8. Remedies Commonly Granted in Franchise Arbitrations
Monetary damages (lost profits, unpaid royalties)
Declaratory relief on validity of termination
Injunctions restraining trademark misuse
Enforcement of non-compete clauses
Costs and interest
9. Why Singapore Is a Preferred Seat for Franchise Arbitration
Strong judicial support for arbitration
Neutral and business-friendly courts
Efficient enforcement regime
World-class arbitral institutions (e.g., SIAC)

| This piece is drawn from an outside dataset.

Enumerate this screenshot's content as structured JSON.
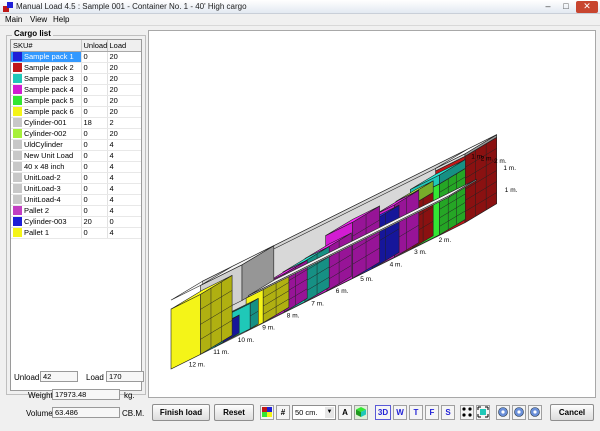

Predictable application of contract law
10. Conclusion
Arbitration concerning breach of franchise agreements in Singapore is:
Well-developed
Strongly supported by courts
Highly enforceable
Commercially pragmatic
Singapore case law consistently emphasizes party autonomy, finality of awards, and minimal court interference, making it one of the most reliable jurisdictions for resolving franchise disputes through arbitration.